Колени старика согнулись и с грохотом опустились на бетонный пол. Старик застонал.
– Ну! Чего воешь? Подбирай, гадина! – громко шипела ему на ухо Лопушина, поддевая туфлей мусор старику на коленки. – Подбирай, а то и правда жрать станешь!
Старые морщинистые руки в артритных пятнах сильно тряслись, когда старик подбирал пачку из-под сметаны, грязные салфетки и скомканную упаковку с коленок. Он справился. Он все подобрал, выбросил. Мерзкие люди, напавшие на него сзади, отошли. Отстали. Через минуту щелкнул замок их двери. Они скрылись у себя. А он просидел еще, не помнит сколько, на коленках перед распахнутым зловонным зевом мусоропровода. Может, и умер бы там от боли и унижения.
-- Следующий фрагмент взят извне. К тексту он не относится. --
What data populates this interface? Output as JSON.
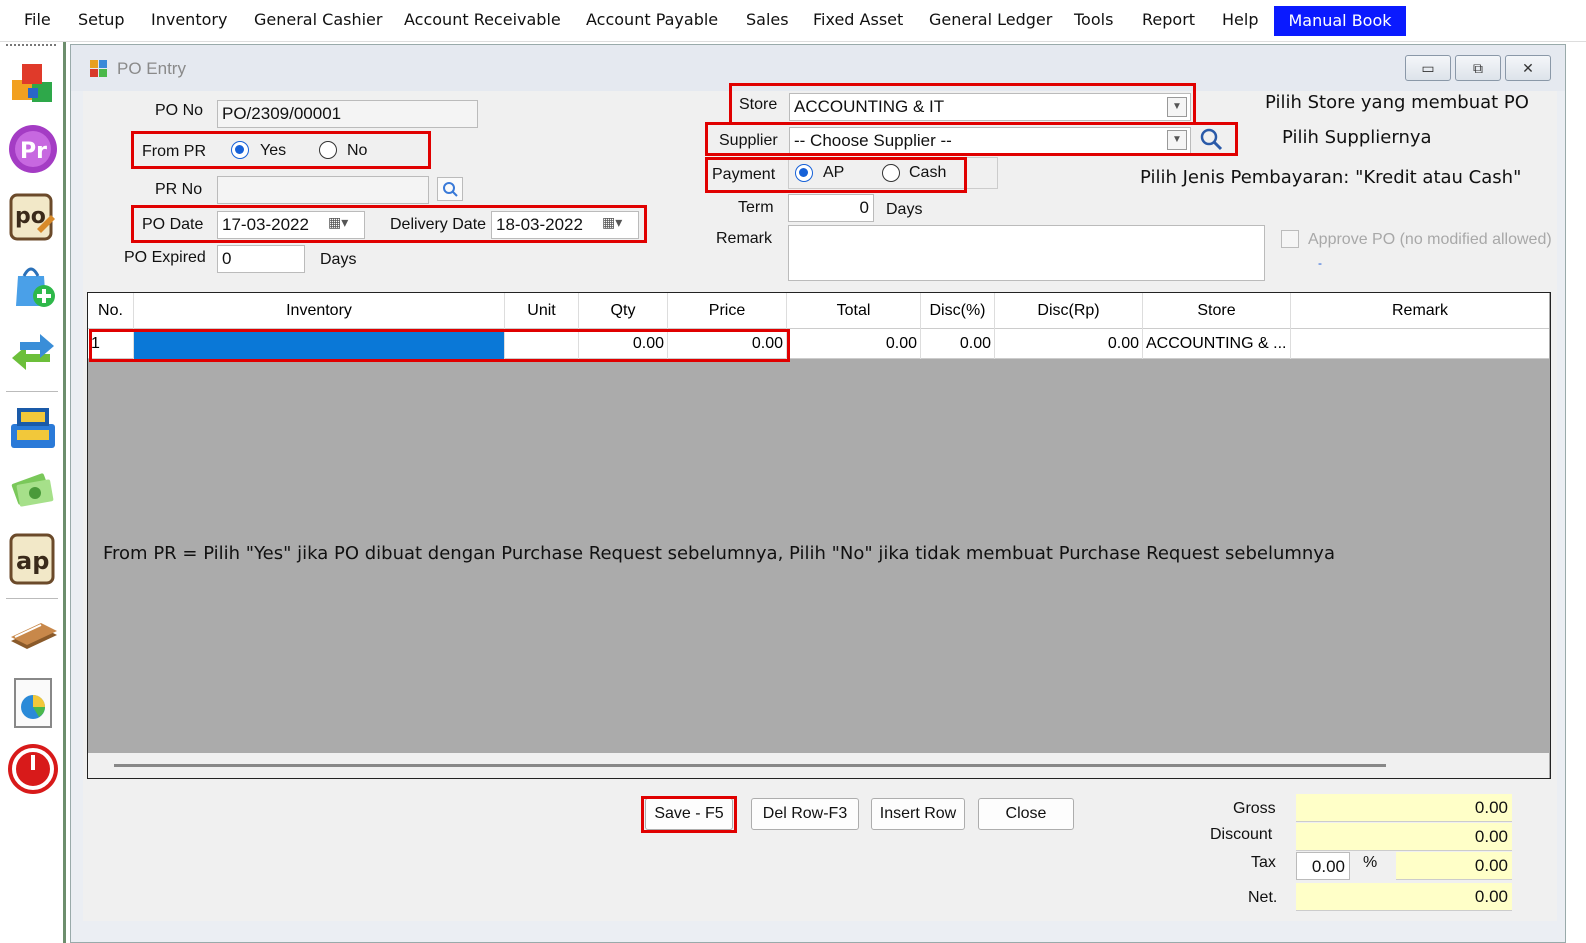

И не поднялся бы никогда. Но спасла молодая женщина, что стала с некоторых пор убирать в их подъезде.
– Не надо так переживать, – попросила она тихо. – Давайте я вам помогу.
Она помогла ему подняться, проводила его до двери.
– Вы не обращайте на них внимания, – уборщица кивнула на дверь напротив. – Они плохие люди. Не обращайте внимания. Берегите себя…
Она помогла ему переступить порог, захлопнула дверь, вскоре он услышал, как чавкает мокрая тряпка по полу возле его двери. Она снова начала убираться. «Чистоплотная девочка», – похвалил он ее про себя. Тут же вспомнил о другой девочке и трясущейся рукой набрал ее номер.
– Дед, ты чего? – переполошилась Саша. – Случилось чего?
– Случилось, – обронил он упавшим до шепота голосом.
– Что?! Сердце, давление, что?!
– Опять эти… эти сволочи… Я уронил немного мусора на пол, только собрался поднять, и тут они, – начал он жаловаться, не замечая, как обильно текут слезы по его морщинистым щекам. – Я еле сдержался. Еле сдержался, Сашок. Если бы не эта девочка, я бы точно разрядил в них всю обойму, Сашок!
– Дед! – прикрикнула на него Саша. – Еще раз такое услышу, заберу твой наградной пистолет, и ты его больше никогда не увидишь. А на этих сволочей надо написать заявление.
– Писал! Никто не обращает внимания на мои жалобы. Никто. Даже ты, – укорил он ее. – А эта вот девочка…
– Что за девочка-то еще? – устало поинтересовалась Саша.
Эпопея с соседями деда длилась не первый месяц. Дед на них без конца жаловался, хотя и не мог привести ни единого доказательства. Саша сама пыталась с ними поговорить. Поговорила. Поговорила и расстроилась. Оказалось, премилые люди. Пригласили к себе, напоили чаем, разговорились. Засиделись допоздна. Рассказала все деду, тот пришел в ярость:
– Ты! Ты мне не веришь?! – кричал он на Сашу. – Ты поверила этим проходимцам, а мне не веришь?! Все, больше не стану тебе никогда жаловаться, раз ты так!..
И не жаловался больше ни разу, хотя война с соседями не прекращалась. Саша об этом точно знала. Соседи докладывали.
– Девочка? – переспросил дед. – Так уборщица из подъезда.
– Люся? – удивилась Саша – той «девочке» было прилично за пятьдесят.
– Да нет, другая. Они у нас тут теперь каждый день убирают. Смены через день.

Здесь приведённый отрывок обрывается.